McCollum's fire alarm sounded at 2 a.m. Friday when a cigarette butt left in a fourth-floor trash can started a small fire. The fire was extinguished by a McCollum employee, KU officials said.
But students weren't allowed to re-enter the building until about 4:30 a.m.
KU spokesman Todd Cohen said students aren't allowed in a building after an alarm until it is cleared by the fire department. Housing officials still were waiting Friday to hear why the process took so long.
Fire Marshal Rich Barr and Deputy Chief Mark Bradford did not return calls from the Journal-World.
"It's extremely unusual for it to be this long," Cohen said. "We don't know why it took so long."
Some students stayed in the lobby of Ellsworth Hall, which is next door, while others passed the time in their cars.

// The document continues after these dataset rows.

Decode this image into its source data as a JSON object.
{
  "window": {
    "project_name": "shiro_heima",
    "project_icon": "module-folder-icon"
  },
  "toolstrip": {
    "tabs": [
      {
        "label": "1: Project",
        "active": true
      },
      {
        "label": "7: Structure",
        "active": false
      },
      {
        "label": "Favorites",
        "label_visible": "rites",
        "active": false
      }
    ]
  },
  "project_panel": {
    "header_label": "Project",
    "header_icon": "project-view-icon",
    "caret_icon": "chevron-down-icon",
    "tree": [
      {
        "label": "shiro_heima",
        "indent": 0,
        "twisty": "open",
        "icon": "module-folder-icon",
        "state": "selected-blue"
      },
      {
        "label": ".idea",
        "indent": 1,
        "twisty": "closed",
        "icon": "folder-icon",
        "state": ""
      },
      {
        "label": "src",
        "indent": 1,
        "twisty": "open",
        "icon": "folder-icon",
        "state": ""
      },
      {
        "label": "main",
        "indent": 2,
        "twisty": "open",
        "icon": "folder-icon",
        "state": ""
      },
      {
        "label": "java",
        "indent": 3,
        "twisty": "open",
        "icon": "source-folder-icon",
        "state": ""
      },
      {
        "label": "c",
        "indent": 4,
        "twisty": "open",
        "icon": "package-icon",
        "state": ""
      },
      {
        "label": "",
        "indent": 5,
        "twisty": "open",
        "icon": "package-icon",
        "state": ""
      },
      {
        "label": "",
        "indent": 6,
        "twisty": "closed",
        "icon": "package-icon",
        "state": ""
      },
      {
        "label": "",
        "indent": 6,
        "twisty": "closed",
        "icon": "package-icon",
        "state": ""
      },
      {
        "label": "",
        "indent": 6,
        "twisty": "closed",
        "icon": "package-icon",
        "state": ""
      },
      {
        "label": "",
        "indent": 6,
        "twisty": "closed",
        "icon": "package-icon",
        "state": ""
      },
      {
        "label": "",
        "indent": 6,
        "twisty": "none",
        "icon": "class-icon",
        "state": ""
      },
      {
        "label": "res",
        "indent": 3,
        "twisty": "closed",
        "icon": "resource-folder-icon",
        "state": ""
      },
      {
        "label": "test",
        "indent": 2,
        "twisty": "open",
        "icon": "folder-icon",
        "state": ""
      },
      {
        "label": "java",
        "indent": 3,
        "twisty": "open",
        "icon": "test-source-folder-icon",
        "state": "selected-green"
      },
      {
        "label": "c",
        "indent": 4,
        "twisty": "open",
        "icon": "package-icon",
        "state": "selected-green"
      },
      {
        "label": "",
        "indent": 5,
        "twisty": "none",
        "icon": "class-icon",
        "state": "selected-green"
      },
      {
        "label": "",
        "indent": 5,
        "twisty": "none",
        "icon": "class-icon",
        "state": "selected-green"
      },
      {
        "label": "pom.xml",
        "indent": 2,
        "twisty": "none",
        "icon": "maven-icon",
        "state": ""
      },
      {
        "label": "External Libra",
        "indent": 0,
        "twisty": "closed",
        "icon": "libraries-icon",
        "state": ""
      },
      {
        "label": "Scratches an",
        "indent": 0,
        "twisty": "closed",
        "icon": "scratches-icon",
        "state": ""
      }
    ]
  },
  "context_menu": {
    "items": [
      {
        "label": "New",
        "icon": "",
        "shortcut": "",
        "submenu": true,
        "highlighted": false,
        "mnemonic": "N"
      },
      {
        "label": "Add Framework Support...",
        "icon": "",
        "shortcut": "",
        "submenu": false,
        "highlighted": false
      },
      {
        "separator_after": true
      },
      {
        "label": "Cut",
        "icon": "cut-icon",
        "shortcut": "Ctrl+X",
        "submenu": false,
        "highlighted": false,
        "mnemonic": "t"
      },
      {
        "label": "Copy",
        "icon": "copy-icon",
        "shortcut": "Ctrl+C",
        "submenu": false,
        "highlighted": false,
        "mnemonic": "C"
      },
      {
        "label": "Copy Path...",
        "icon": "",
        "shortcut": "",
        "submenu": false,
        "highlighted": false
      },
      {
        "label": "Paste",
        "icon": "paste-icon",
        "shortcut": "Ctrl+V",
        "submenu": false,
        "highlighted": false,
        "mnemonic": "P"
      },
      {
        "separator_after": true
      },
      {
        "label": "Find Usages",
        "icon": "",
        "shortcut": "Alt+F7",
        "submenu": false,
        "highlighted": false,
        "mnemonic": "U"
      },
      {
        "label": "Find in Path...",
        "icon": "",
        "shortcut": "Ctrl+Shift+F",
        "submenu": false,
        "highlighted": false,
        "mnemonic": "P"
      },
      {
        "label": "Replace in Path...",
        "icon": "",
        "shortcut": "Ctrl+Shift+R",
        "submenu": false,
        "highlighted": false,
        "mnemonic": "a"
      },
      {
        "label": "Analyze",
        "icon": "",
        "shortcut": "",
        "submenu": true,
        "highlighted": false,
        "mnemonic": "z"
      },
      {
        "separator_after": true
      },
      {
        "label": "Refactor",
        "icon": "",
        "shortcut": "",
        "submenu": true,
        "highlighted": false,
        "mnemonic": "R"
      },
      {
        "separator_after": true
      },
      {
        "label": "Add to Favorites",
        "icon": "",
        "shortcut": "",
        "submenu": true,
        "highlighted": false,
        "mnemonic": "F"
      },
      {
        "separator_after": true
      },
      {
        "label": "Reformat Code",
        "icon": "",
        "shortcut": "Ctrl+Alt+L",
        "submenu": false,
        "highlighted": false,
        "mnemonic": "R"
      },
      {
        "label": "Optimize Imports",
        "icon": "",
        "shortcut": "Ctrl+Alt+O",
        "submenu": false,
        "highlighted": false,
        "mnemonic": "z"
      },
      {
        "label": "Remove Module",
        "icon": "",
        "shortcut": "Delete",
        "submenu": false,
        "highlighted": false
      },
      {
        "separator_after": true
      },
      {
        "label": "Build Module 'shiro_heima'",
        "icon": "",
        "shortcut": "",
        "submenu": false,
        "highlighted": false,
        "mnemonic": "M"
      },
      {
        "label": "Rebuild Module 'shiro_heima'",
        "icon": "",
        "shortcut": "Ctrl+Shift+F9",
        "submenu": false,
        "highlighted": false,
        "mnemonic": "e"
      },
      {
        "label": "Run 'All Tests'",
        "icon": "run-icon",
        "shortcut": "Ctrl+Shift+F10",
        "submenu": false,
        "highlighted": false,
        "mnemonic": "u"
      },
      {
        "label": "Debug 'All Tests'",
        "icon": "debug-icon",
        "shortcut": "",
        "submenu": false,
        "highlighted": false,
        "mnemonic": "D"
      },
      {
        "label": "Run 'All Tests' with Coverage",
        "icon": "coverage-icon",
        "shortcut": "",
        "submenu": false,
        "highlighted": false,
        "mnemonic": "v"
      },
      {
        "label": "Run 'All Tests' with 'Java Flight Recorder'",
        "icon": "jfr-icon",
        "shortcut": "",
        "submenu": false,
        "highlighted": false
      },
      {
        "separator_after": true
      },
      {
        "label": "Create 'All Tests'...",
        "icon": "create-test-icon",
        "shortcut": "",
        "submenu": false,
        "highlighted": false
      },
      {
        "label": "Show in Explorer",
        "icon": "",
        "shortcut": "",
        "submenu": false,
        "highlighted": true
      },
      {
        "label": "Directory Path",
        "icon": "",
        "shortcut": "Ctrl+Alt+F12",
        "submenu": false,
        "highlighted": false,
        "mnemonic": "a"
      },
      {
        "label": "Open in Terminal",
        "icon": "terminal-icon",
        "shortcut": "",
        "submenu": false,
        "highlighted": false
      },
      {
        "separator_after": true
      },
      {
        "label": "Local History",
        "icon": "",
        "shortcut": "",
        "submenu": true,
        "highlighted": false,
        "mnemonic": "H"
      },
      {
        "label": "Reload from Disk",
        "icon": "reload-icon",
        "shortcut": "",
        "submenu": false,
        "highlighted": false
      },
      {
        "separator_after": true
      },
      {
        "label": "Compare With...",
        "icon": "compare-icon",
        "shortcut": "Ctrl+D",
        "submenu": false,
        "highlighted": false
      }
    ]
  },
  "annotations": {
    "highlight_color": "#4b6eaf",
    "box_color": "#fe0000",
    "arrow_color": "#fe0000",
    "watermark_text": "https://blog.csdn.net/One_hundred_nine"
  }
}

Chris Turgeon, a freshman McCollum resident, said around 4:15 a.m. officials indicated students would be allowed to re-enter, so they began lining up at the front entrance. Then, he said, officials decided students would have to wait longer.
The students began pushing to get in, and the one KU Public Safety officer who had responded to the fire alarm called for backup. Three KU officers and six Lawrence Police officers responded.
"It was a ridiculous incident," Turgeon said. "They wouldn't tell us what was going on. They made us into a mob, locking us outside our own building."
He said housing officials took several students' IDs for allegedly causing the disturbance near the entrance.
"We had nowhere to go," he said. "There were hundreds of kids pushing us forward."
Lt. Schuyler Bailey of the KU Public Safety Office said no students were arrested or injured in the incident.
"The officers said (the students) were upset, and they were antsy to get back in," Bailey said.
Freshman Megan Moss, who left at 3:30 a.m. to spend the rest of the night at a friend's house, said she was growing tired of the fire alarms. Bailey said officials responded to 30 alarms at McCollum during 2001.
"Even the false ones they make you stay a long time," Moss said. "It's just a big hassle."